In the meantime, the media chose not to confront him. He was a hero. Although papers across the nation had reported deaths on page 1 that clearly exceeded his claim, the staff-produced press summaries, which reported the rare negative comment, noted not a single complaint about his facts. Instead, it quoted an editorial appearing in the New York Telegram, the Youngstown (Ohio) Telegram, and most other Scripps-Howard papers: “Unstinted praise can be offered the Secretary of Commerce for the work he already has performed in bringing order out of chaos…. Only 6 lives were lost after Hoover took hold…300 lives had been lost before Hoover reached the scene.
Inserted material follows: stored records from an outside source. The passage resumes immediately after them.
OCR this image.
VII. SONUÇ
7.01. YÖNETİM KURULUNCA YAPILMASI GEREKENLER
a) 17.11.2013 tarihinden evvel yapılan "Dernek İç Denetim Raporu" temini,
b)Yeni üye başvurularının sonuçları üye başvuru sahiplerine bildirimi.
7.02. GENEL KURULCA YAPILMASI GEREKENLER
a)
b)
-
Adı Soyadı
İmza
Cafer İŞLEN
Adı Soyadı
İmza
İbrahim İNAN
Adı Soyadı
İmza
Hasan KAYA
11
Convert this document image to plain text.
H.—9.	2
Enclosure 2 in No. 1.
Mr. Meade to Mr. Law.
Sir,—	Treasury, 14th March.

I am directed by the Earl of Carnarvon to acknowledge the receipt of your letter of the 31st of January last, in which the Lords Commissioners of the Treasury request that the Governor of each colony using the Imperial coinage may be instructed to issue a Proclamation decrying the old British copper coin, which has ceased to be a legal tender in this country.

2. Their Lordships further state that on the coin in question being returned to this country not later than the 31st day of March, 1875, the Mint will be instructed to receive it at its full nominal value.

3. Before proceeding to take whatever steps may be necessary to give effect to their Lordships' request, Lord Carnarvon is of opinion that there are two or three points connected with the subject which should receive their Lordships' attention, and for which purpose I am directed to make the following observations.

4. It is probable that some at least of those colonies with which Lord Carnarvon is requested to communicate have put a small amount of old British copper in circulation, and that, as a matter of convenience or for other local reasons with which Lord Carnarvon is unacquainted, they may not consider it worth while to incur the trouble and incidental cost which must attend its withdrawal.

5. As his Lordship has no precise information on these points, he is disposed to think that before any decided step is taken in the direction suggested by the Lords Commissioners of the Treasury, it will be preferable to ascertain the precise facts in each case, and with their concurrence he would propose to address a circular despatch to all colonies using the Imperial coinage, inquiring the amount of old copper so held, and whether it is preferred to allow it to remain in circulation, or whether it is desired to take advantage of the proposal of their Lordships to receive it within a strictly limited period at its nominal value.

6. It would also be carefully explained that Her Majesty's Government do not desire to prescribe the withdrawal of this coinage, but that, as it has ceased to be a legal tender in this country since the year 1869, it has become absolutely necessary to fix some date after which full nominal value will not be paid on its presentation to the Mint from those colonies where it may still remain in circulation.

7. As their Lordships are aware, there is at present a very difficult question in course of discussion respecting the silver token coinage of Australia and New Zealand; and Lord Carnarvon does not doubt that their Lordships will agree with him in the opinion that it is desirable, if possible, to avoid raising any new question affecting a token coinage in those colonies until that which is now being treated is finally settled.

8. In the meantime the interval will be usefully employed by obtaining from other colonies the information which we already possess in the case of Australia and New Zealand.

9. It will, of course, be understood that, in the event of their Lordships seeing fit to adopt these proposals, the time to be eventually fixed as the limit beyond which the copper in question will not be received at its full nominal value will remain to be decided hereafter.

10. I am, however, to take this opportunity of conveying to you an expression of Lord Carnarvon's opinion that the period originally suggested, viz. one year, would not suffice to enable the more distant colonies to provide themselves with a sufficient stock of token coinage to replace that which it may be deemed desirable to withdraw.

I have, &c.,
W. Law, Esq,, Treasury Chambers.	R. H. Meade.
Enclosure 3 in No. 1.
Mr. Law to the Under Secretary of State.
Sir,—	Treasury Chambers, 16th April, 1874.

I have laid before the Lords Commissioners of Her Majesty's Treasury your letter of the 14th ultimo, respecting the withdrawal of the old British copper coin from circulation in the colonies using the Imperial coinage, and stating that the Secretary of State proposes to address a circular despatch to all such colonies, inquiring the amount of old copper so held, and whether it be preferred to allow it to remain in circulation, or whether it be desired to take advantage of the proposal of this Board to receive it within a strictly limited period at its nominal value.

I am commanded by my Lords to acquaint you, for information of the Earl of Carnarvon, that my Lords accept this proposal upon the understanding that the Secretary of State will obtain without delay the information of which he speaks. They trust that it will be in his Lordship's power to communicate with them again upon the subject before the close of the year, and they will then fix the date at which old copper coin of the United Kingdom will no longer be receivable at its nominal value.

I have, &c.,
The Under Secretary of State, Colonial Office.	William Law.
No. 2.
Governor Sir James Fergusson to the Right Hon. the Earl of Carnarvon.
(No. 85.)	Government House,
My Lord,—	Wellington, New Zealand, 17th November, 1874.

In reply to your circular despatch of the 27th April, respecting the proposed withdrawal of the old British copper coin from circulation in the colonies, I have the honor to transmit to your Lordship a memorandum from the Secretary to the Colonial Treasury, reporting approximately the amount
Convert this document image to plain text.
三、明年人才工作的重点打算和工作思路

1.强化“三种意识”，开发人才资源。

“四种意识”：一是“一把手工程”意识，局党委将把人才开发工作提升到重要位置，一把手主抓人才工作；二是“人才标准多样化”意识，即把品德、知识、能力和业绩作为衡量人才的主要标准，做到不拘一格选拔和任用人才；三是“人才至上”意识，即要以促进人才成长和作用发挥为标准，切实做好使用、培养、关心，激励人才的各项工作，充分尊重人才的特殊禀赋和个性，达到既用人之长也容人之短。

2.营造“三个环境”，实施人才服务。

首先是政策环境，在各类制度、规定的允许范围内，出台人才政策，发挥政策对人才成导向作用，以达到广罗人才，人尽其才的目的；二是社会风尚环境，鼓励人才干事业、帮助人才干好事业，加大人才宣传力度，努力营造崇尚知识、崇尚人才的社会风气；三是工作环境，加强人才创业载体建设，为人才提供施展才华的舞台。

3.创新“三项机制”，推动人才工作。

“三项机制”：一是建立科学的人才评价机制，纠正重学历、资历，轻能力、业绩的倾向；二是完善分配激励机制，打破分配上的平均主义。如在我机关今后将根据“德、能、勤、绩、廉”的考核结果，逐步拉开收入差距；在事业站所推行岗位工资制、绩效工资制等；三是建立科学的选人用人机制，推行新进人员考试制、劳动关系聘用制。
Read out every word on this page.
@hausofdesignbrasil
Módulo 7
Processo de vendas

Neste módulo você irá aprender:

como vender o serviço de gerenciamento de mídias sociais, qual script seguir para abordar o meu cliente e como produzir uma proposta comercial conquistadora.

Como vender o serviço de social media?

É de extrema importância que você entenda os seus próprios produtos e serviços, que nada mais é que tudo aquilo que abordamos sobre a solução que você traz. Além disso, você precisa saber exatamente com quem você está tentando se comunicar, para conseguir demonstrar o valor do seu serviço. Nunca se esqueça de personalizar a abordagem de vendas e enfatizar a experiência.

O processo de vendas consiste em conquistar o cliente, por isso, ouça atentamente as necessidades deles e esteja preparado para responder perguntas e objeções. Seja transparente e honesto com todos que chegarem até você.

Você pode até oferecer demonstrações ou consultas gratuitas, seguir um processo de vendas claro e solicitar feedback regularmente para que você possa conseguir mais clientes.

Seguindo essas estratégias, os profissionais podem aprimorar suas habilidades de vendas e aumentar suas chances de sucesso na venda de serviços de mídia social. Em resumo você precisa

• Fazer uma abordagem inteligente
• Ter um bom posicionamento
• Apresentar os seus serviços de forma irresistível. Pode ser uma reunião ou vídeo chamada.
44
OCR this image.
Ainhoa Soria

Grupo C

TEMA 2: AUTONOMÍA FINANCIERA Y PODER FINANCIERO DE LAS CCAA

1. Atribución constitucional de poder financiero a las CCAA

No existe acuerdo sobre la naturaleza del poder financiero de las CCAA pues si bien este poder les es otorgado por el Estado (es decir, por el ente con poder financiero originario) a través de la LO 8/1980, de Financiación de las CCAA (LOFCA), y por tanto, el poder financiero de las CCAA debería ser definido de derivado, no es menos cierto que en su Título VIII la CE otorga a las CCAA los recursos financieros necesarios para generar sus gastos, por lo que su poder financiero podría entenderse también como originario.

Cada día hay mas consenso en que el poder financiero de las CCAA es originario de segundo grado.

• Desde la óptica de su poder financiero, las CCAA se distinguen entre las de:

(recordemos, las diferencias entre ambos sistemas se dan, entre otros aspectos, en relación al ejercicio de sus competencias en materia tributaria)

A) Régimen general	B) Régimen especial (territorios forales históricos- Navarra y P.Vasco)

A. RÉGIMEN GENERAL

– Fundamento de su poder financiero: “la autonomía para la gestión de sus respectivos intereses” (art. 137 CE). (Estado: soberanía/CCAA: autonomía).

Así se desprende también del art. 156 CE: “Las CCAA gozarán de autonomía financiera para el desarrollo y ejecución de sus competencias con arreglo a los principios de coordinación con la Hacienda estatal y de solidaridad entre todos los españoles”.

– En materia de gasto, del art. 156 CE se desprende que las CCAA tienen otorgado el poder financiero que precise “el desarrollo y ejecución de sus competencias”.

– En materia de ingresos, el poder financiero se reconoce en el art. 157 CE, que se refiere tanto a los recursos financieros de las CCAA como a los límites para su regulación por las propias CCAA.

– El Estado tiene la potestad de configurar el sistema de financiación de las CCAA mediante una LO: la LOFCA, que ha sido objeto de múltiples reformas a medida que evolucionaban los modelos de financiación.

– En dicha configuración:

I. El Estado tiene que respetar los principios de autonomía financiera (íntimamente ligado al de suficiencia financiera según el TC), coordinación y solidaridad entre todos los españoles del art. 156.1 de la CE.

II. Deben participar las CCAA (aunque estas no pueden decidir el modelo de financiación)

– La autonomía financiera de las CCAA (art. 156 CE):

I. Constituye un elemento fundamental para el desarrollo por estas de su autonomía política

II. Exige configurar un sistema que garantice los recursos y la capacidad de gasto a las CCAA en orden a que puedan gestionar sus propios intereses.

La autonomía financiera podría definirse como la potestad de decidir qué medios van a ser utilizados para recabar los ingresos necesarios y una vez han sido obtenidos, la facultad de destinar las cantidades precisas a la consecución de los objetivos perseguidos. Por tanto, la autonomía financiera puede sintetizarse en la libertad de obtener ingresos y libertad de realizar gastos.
There is a fine tribute in these figures.”
Hoover had earlier said “the world lives by phrases,” and called public relations “an exact science.” The publicity and his image-making machine was doing its work. If on the eve of the flood Hoover had not even won mention as a presidential contender, now Hoover was precisely correct when he told his old friend from Stanford, Will Irwin, that, assuming Coolidge did not seek the Republican presidential nomination, “I shall be the nominee, probably. It is nearly inevitable.”
He would be the nominee, that was, unless some deus ex machina destroyed his chances. A scandal, for example, could make all the publicity he had received blow up in his face. The press was creating his candidacy; it could destroy it. And one potentially explosive scandal was threatening in Greenville, Mississippi. At its center lay LeRoy Percy and his son Will.